Het voorstel van wet wordt als volgt gewijzigd:
1
In artikel I, onderdeel F, wordt artikel 66, tweede lid, als volgt gewijzigd:
1. Onderdeel a komt te luiden:
a. de deelneming is geëindigd voor 1 januari 2017;.
2. In onderdeel c wordt «tussen 1 januari 2007 en de peildatum, bedoeld in onderdeel
a» vervangen door: tussen 1 januari 2007 en 1 januari 2017.
2
In artikel I, onderdeel R, wordt artikel 220b als volgt gewijzigd:
1. Het derde lid komt te luiden:
3. Artikel 70a is van toepassing indien de deelneming is geëindigd of eindigt vanaf
1 januari 2017.
2. De aanhef van het vierde lid komt te luiden:
4. Indien de deelneming is geëindigd voor 1 januari 2017:.
3
In artikel II, onderdeel G, wordt artikel 78, tweede lid, als volgt gewijzigd:
1. Onderdeel a komt te luiden:
a. de deelneming is geëindigd voor 1 januari 2017;.
2. In onderdeel c wordt «tussen 1 januari 2007 en de peildatum, bedoeld in onderdeel
a» vervangen door: tussen 1 januari 2007 en 1 januari 2017.
4
In artikel II, onderdeel S, wordt artikel 214a als volgt gewijzigd:
1. Het derde lid komt te luiden:
3. Artikel 81a is van toepassing indien de deelneming is geëindigd of eindigt vanaf
1 januari 2017.
2. De aanhef van het vierde lid komt te luiden:
4. Indien de deelneming is geëindigd voor 1 januari 2017:.
5
Na artikel III wordt een artikel ingevoegd, luidende:
ARTIKEL IIIA
Indien artikel I, onderdeel F, en artikel II, onderdeel G, in werking treden wordt
het bedrag, genoemd in artikel 66, eerste lid, onderdeel a, van de Pensioenwet en
artikel 78, eerste lid, onderdeel a, van de Wet verplichte beroepspensioenregeling
vervangen door het bedrag, genoemd in artikel 66, eerste en tweede lid, van de Pensioenwet
en artikel 78, eerste en tweede lid, van de Wet verplichte beroepspensioenregeling
zoals deze luiden met ingang van 1 januari 2018.
6
In artikel IV wordt «na de inwerkingtreding van deze wet» vervangen door: na de inwerkingtreding
van artikel I, onderdeel I, en artikel II, onderdeel J, van deze wet.
Toelichting
In de nota naar aanleiding van het verslag is toegelicht dat het systeem van automatische
waardeoverdracht in werking zal treden op 1 januari 2019. Nu dit tijdstip bekend is
worden in de artikelen waarvoor dit relevant is de specifieke data opgenomen in plaats
van verwijzingen naar het tijdstip van inwerkingtreding van de onderdelen waarin dit
is geregeld.
Verder wordt in een nieuw artikel IIIA geregeld dat de indexatie van het afkoopbedrag
per 1 januari 2018 ook in het wetsvoorstel doorwerkt.
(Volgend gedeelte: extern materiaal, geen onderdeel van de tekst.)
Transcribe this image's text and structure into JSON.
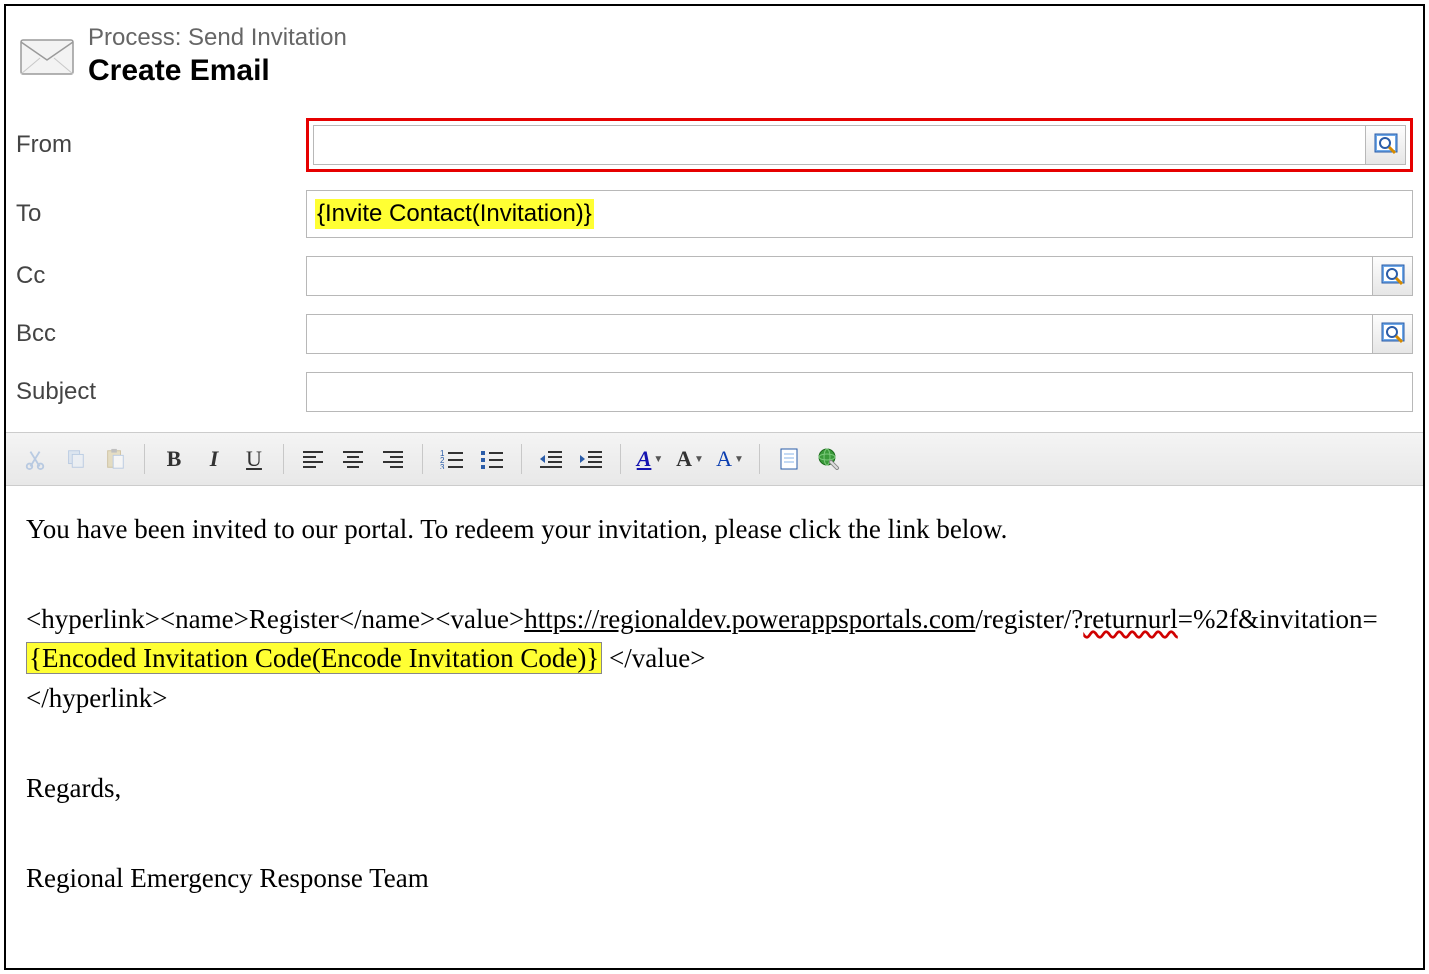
{
  "header": {
    "process_label": "Process: Send Invitation",
    "title": "Create Email"
  },
  "fields": {
    "from": {
      "label": "From",
      "value": ""
    },
    "to": {
      "label": "To",
      "token": "{Invite Contact(Invitation)}"
    },
    "cc": {
      "label": "Cc",
      "value": ""
    },
    "bcc": {
      "label": "Bcc",
      "value": ""
    },
    "subject": {
      "label": "Subject",
      "value": ""
    }
  },
  "toolbar": {
    "bold": "B",
    "italic": "I",
    "underline": "U",
    "font_color": "A",
    "font_size": "A",
    "font_face": "A"
  },
  "body": {
    "line1": "You have been invited to our portal. To redeem your invitation, please click the link below.",
    "hl_open": "<hyperlink><name>Register</name><value>",
    "url_part1": "https://regionaldev.powerappsportals.com",
    "url_part2": "/register/?",
    "url_word_return": "returnurl",
    "url_part3": "=%2f&invitation=",
    "encoded_token": "{Encoded Invitation Code(Encode Invitation Code)}",
    "hl_close_val": "  </value>",
    "hl_close": "</hyperlink>",
    "regards": "Regards,",
    "signature": "Regional Emergency Response Team"
  }
}
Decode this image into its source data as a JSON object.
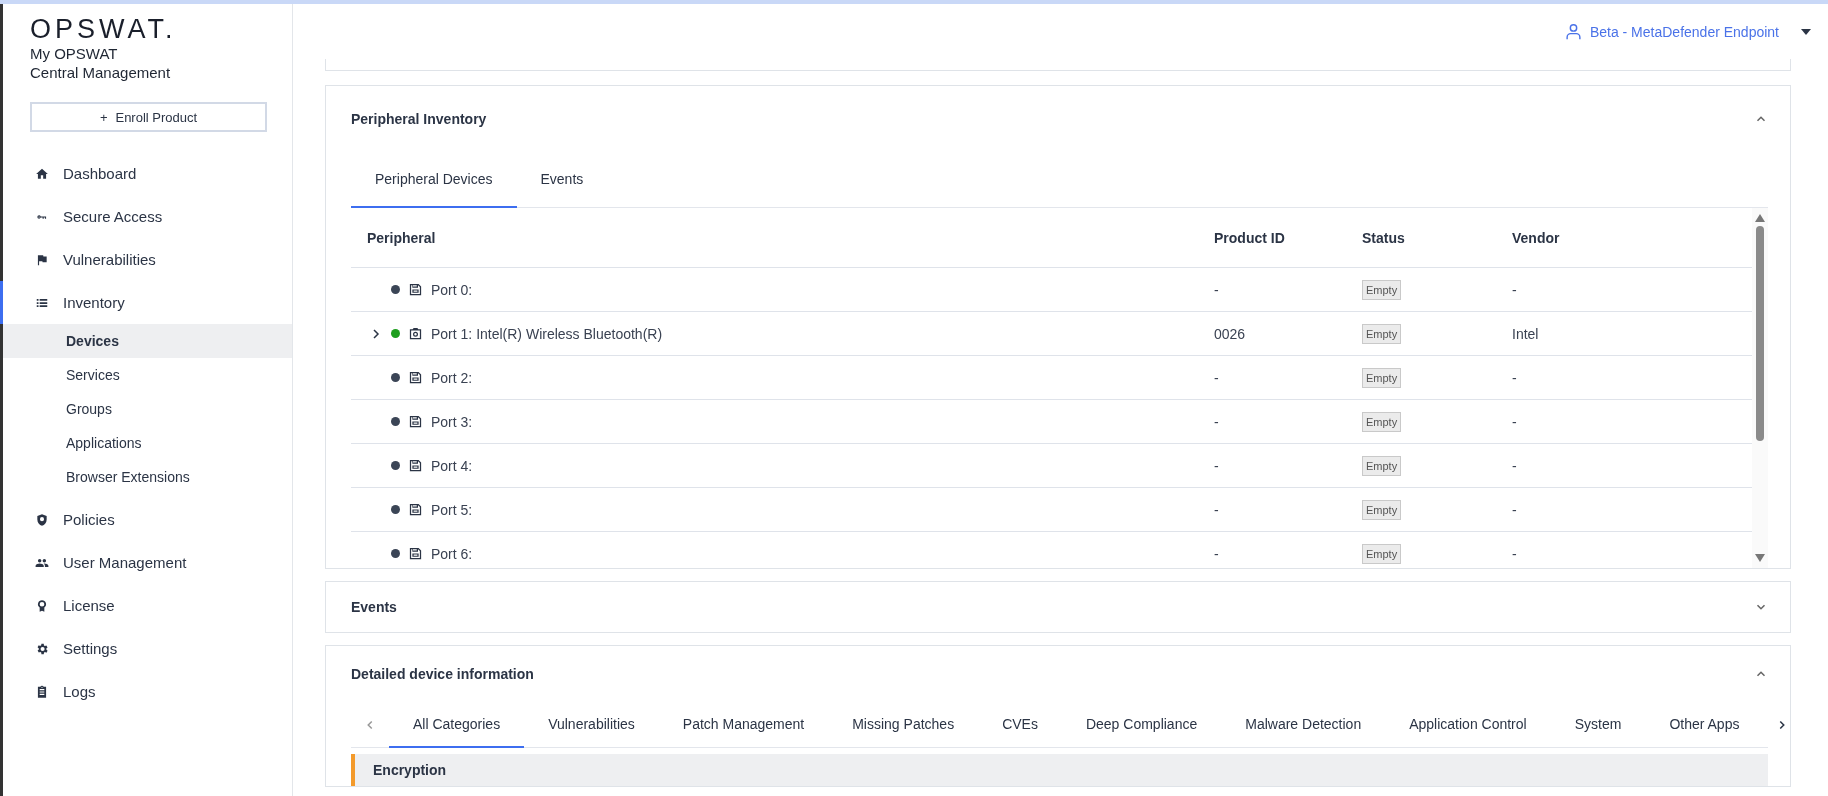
{
  "brand": {
    "logo": "OPSWAT.",
    "subtitle": "My OPSWAT",
    "product": "Central Management"
  },
  "enroll_button": {
    "icon": "+",
    "label": "Enroll Product"
  },
  "sidebar": {
    "items": [
      {
        "label": "Dashboard",
        "selected": false
      },
      {
        "label": "Secure Access",
        "selected": false
      },
      {
        "label": "Vulnerabilities",
        "selected": false
      },
      {
        "label": "Inventory",
        "selected": true,
        "children": [
          {
            "label": "Devices",
            "selected": true
          },
          {
            "label": "Services",
            "selected": false
          },
          {
            "label": "Groups",
            "selected": false
          },
          {
            "label": "Applications",
            "selected": false
          },
          {
            "label": "Browser Extensions",
            "selected": false
          }
        ]
      },
      {
        "label": "Policies",
        "selected": false
      },
      {
        "label": "User Management",
        "selected": false
      },
      {
        "label": "License",
        "selected": false
      },
      {
        "label": "Settings",
        "selected": false
      },
      {
        "label": "Logs",
        "selected": false
      }
    ]
  },
  "account": {
    "label": "Beta - MetaDefender Endpoint"
  },
  "peripheral_inventory": {
    "title": "Peripheral Inventory",
    "expanded": true,
    "tabs": [
      {
        "label": "Peripheral Devices",
        "selected": true
      },
      {
        "label": "Events",
        "selected": false
      }
    ],
    "columns": [
      "Peripheral",
      "Product ID",
      "Status",
      "Vendor"
    ],
    "rows": [
      {
        "kind": "storage",
        "expandable": false,
        "color": "#3b4556",
        "name": "Port 0:",
        "product_id": "-",
        "status": "Empty",
        "vendor": "-"
      },
      {
        "kind": "camera",
        "expandable": true,
        "color": "#1e9e1e",
        "name": "Port 1: Intel(R) Wireless Bluetooth(R)",
        "product_id": "0026",
        "status": "Empty",
        "vendor": "Intel"
      },
      {
        "kind": "storage",
        "expandable": false,
        "color": "#3b4556",
        "name": "Port 2:",
        "product_id": "-",
        "status": "Empty",
        "vendor": "-"
      },
      {
        "kind": "storage",
        "expandable": false,
        "color": "#3b4556",
        "name": "Port 3:",
        "product_id": "-",
        "status": "Empty",
        "vendor": "-"
      },
      {
        "kind": "storage",
        "expandable": false,
        "color": "#3b4556",
        "name": "Port 4:",
        "product_id": "-",
        "status": "Empty",
        "vendor": "-"
      },
      {
        "kind": "storage",
        "expandable": false,
        "color": "#3b4556",
        "name": "Port 5:",
        "product_id": "-",
        "status": "Empty",
        "vendor": "-"
      },
      {
        "kind": "storage",
        "expandable": false,
        "color": "#3b4556",
        "name": "Port 6:",
        "product_id": "-",
        "status": "Empty",
        "vendor": "-"
      }
    ]
  },
  "events": {
    "title": "Events",
    "expanded": false
  },
  "detailed_info": {
    "title": "Detailed device information",
    "expanded": true,
    "tabs": [
      {
        "label": "All Categories",
        "selected": true
      },
      {
        "label": "Vulnerabilities",
        "selected": false
      },
      {
        "label": "Patch Management",
        "selected": false
      },
      {
        "label": "Missing Patches",
        "selected": false
      },
      {
        "label": "CVEs",
        "selected": false
      },
      {
        "label": "Deep Compliance",
        "selected": false
      },
      {
        "label": "Malware Detection",
        "selected": false
      },
      {
        "label": "Application Control",
        "selected": false
      },
      {
        "label": "System",
        "selected": false
      },
      {
        "label": "Other Apps",
        "selected": false
      }
    ],
    "sections": [
      {
        "title": "Encryption"
      }
    ]
  }
}
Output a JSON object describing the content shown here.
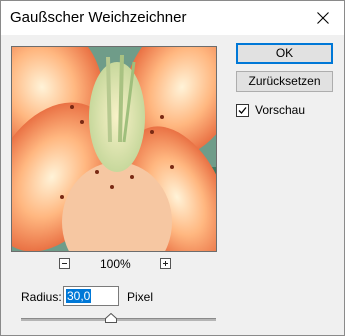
{
  "window": {
    "title": "Gaußscher Weichzeichner",
    "close_icon": "close-icon"
  },
  "buttons": {
    "ok_label": "OK",
    "reset_label": "Zurücksetzen"
  },
  "preview_option": {
    "label": "Vorschau",
    "checked": true
  },
  "zoom": {
    "level": "100%",
    "zoom_out_icon": "minus-icon",
    "zoom_in_icon": "plus-icon"
  },
  "radius": {
    "label": "Radius:",
    "value": "30,0",
    "unit": "Pixel",
    "slider_fraction": 0.48
  },
  "colors": {
    "accent": "#0078d7",
    "dialog_bg": "#f0f0f0"
  }
}
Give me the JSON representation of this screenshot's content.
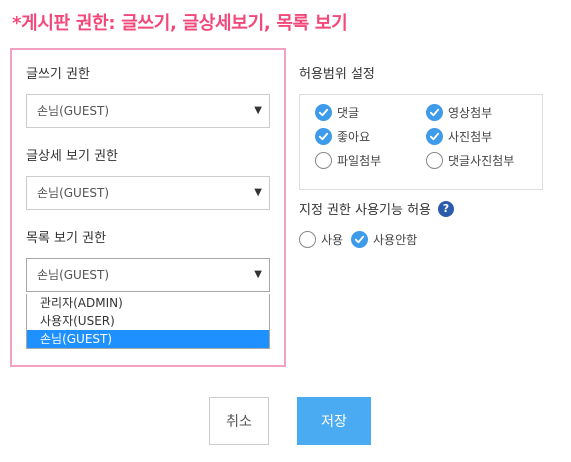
{
  "heading": "*게시판 권한: 글쓰기, 글상세보기, 목록 보기",
  "permissions": {
    "write": {
      "label": "글쓰기 권한",
      "value": "손님(GUEST)"
    },
    "detail": {
      "label": "글상세 보기 권한",
      "value": "손님(GUEST)"
    },
    "list": {
      "label": "목록 보기 권한",
      "value": "손님(GUEST)",
      "options": [
        "관리자(ADMIN)",
        "사용자(USER)",
        "손님(GUEST)"
      ],
      "selected_index": 2
    }
  },
  "scope": {
    "title": "허용범위 설정",
    "items": [
      {
        "label": "댓글",
        "checked": true
      },
      {
        "label": "영상첨부",
        "checked": true
      },
      {
        "label": "좋아요",
        "checked": true
      },
      {
        "label": "사진첨부",
        "checked": true
      },
      {
        "label": "파일첨부",
        "checked": false
      },
      {
        "label": "댓글사진첨부",
        "checked": false
      }
    ]
  },
  "custom_permission": {
    "label": "지정 권한 사용기능 허용",
    "help_icon": "?",
    "options": [
      {
        "label": "사용",
        "checked": false
      },
      {
        "label": "사용안함",
        "checked": true
      }
    ]
  },
  "buttons": {
    "cancel": "취소",
    "save": "저장"
  },
  "colors": {
    "heading": "#f2497a",
    "panel_border": "#f2a2c0",
    "checked": "#3d9be9",
    "save_button": "#4aabf3",
    "option_highlight": "#1e90ff",
    "help_icon": "#2b5cab"
  }
}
In het huidige wetsvoorstel
staat het afkoopbedrag uit 2017. Bij inwerkingtreding van de (nieuwe) artikelen 66
van de Pensioenwet en 78 van de Wet verplichte beroepspensioenregeling na 1 januari
2018 moet de indexatie voor het jaar 2018 en dus het afkoopbedrag uit 2018 nog in
het voorstel verwerkt worden. Door artikel IIIA wordt geregeld dat bij inwerkingtreding
op 1 januari 2019 het afkoopbedrag uit 2018 geïndexeerd wordt voor 2019.
Tenslotte wordt de evaluatiebepaling aangepast. De evaluatie van de wet is met name
van belang voor de regeling rondom automatische waardeoverdracht. De termijn van deze
evaluatie wordt daarom gekoppeld aan de inwerkingtreding van de bepalingen omtrent
waardeoverdracht en niet aan inwerkingtreding van de wet aangezien de inwerkingtreding
voor andere onderdelen eerder dan 1 januari 2019 zal zijn.